Мужчина сдавленно прошептал, что они женаты и ждут ребёнка – эта новость волной пронеслась над головами заложников. Только теперь из его глаз потекли крупные слёзы. Определить логику чужих поступков практически невозможно. Вряд ли у безжалостного убийцы дрогнуло сердце, но он приказал своим подчинённым найти способ доставить раненую женщину на позиции федералов. О том, что приказ исполнен, мы узнали чуть позже.
XIII
Нас познакомил Мартен Паж. Это случилось в книжном магазине, куда я случайно забрёл, подчинившись внутреннему голосу. Он обещал мне нечто особенное и не обманул моих ожиданий. Можно часами ходить между стеллажами, заставленными всевозможной литературой, и уйти ни с чем. В особенно неудачные дни я постоянно натыкаюсь на рекомендованные кем-то шедевры, как правило, не имеющие абсолютно никакой ценности, кроме гигиенической, и прочую любовно-детективную муть. А бывает достаточно всего пяти минут и пары промахов, чтобы получить жемчужину в свою и без того небедную коллекцию. На этот раз мне невероятно повезло, и в бессистемном поиске я наткнулся на очень хорошо изданную французскую серию, в которую попала бесподобная «Стрекоза её восьми лет». Я помню, как от одного названия у меня по спине пробежала сладкая дрожь от предвкушения высшего наслаждения, какое только способна доставить литература. Я открыл книгу, и улыбка Фио заворожила меня с первой же страницы, навсегда оставив за собой уютную комнату в общежитии моего любящего сердца.

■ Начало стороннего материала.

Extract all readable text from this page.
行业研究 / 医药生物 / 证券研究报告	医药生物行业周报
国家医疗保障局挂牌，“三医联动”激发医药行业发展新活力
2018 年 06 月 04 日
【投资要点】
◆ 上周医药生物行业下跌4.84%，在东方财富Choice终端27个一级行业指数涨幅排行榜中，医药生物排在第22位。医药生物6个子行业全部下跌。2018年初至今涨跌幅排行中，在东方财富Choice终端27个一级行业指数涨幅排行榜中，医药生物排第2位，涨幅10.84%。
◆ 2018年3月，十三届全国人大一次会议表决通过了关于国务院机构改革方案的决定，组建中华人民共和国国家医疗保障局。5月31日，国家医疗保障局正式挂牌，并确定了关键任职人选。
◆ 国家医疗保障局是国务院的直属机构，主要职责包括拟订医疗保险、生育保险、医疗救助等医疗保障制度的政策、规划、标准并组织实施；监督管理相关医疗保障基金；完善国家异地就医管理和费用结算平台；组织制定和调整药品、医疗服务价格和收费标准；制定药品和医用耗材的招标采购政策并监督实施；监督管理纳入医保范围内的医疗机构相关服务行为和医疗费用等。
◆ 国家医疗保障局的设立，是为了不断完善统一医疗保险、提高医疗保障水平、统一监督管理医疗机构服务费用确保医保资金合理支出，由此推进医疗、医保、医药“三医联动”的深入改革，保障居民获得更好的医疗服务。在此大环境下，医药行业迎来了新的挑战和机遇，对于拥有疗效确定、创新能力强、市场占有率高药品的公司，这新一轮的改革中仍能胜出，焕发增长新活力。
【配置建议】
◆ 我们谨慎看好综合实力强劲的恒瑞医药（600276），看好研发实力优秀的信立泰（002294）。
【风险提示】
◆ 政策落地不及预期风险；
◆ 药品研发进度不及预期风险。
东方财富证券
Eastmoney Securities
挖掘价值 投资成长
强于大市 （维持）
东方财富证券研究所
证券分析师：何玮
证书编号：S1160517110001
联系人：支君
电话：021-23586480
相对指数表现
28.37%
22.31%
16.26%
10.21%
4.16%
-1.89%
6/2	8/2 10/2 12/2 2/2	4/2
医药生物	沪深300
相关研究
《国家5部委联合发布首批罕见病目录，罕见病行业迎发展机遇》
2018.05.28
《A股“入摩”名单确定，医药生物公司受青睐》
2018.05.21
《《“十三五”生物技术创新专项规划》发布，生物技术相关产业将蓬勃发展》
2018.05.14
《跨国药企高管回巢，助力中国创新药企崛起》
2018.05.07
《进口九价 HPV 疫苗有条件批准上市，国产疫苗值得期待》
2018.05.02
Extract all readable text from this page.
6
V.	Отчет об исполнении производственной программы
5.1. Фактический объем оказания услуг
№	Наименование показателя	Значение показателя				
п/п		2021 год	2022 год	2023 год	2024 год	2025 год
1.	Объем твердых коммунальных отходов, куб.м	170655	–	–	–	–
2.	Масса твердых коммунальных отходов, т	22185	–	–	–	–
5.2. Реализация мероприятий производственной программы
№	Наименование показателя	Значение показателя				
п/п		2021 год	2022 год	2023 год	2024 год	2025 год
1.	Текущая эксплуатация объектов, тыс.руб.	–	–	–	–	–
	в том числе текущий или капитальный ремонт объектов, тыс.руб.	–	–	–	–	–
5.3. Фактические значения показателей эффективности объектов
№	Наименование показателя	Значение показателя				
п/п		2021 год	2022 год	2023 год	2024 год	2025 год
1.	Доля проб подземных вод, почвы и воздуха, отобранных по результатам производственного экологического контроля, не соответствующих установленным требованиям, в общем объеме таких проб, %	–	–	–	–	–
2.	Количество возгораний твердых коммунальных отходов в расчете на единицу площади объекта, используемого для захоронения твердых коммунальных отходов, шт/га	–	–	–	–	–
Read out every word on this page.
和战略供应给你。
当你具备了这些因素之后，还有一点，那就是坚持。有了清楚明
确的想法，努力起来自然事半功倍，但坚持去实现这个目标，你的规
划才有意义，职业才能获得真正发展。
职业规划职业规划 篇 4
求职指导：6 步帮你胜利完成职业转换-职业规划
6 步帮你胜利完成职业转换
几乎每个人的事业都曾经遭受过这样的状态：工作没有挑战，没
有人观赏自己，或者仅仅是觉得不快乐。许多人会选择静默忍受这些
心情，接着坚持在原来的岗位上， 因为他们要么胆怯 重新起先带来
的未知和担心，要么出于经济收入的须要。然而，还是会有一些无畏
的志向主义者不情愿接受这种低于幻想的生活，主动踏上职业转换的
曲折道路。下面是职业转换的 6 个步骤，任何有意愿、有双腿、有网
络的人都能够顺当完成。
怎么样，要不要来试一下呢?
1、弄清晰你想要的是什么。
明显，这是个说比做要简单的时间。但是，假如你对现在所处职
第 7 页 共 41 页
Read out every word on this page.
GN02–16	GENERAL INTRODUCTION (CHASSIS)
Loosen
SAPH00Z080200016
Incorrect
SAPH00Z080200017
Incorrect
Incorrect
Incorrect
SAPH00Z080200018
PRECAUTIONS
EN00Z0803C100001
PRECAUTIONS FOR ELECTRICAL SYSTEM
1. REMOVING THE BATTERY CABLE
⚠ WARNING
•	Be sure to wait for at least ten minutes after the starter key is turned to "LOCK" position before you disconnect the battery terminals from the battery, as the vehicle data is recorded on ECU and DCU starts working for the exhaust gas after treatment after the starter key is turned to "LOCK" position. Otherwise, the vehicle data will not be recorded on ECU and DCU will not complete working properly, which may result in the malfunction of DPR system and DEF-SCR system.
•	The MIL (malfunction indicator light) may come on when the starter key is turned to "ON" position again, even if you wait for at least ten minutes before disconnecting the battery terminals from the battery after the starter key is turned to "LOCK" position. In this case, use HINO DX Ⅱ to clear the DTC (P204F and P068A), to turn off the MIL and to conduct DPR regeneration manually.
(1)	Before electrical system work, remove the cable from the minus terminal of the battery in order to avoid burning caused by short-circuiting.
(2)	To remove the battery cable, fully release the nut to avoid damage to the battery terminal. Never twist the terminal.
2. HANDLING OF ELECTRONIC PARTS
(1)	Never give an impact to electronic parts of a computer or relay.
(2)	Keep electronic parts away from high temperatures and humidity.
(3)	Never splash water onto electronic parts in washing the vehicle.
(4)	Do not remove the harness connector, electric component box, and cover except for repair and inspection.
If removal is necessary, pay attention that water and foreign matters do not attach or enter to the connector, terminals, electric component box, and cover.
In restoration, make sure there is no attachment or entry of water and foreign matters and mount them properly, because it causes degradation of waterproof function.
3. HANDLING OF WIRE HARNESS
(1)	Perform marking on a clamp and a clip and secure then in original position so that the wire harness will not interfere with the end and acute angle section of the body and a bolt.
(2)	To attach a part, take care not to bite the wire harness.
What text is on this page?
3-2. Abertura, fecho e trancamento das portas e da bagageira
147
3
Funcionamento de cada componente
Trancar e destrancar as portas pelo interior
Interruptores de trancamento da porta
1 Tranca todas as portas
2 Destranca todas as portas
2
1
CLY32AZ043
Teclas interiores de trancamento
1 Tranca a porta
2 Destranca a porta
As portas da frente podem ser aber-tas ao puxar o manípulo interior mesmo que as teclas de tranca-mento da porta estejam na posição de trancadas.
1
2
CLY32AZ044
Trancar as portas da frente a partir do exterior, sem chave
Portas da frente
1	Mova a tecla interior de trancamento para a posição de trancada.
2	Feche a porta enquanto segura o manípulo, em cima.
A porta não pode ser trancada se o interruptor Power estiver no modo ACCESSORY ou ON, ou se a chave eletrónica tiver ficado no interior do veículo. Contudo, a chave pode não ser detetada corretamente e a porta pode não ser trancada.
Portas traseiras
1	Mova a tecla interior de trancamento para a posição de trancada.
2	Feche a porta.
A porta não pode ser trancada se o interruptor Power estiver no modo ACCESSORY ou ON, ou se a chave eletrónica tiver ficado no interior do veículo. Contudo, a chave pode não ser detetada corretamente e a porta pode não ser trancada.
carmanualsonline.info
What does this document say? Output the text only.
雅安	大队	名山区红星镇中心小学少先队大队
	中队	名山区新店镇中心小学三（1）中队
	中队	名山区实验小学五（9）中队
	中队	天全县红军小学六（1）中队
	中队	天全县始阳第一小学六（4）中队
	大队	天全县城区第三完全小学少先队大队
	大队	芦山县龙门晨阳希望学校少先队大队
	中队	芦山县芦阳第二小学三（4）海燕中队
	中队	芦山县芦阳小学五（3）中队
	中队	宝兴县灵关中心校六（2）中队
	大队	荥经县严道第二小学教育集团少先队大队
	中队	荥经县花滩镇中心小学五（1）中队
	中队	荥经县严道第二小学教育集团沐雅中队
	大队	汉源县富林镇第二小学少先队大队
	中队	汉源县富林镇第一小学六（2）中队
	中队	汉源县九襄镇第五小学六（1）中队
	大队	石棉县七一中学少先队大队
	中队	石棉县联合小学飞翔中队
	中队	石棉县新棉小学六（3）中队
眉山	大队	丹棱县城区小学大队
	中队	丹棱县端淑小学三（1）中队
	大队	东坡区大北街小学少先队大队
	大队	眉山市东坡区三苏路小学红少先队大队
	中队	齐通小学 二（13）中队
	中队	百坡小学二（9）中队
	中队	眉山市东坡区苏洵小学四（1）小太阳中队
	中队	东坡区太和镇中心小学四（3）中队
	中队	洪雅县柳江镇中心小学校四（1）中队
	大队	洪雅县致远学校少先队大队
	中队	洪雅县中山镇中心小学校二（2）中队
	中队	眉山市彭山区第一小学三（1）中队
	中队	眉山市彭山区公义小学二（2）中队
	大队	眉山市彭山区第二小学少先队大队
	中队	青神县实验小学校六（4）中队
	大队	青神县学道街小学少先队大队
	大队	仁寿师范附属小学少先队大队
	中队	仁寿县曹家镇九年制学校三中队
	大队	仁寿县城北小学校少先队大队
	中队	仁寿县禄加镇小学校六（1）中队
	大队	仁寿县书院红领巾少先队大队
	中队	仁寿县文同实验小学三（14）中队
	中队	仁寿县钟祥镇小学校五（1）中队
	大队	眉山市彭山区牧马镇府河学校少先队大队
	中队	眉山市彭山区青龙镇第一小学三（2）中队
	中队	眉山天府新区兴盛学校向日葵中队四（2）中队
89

В тот момент, когда я захлопнул книгу, её бесконечно прекрасные голубые глаза бесцеремонно ворвались в мою жизнь. Разрушительная волна цунами прокатилась по моей душе, не пощадив моего прошлого, настоящего и будущего. Она была обворожительна и очень мила в своём стильном чёрном пальто, синих джинсах и полусапожках на небольшом каблуке. Шарф был элегантно обмотан вокруг ручки сумочки: в магазине душновато. Я онемел от восторга, возможно, впервые в своей жизни столкнувшись с идеальным образом женщины, который много лет назад был создан сознанием бескомпромиссного юноши и хранился в его глубинах именно для этой минуты. Сколько раз я представлял себе эту милую улыбку и слегка вздёрнутый носик, глаза с искоркой лукавства и волнистые волосы. Сколько раз я пытался отыскать всё это, изучая проходящих, проезжающих, пробегающих мимо девушек, а когда неожиданно столкнулся со своей избранницей, был совершенно к этому не готов. Казалось, что прошёл час, пока я смог сосредоточиться, когда на самом деле моя душевная революция уместилась в паузу между двумя ударами капитулировавшего сердца.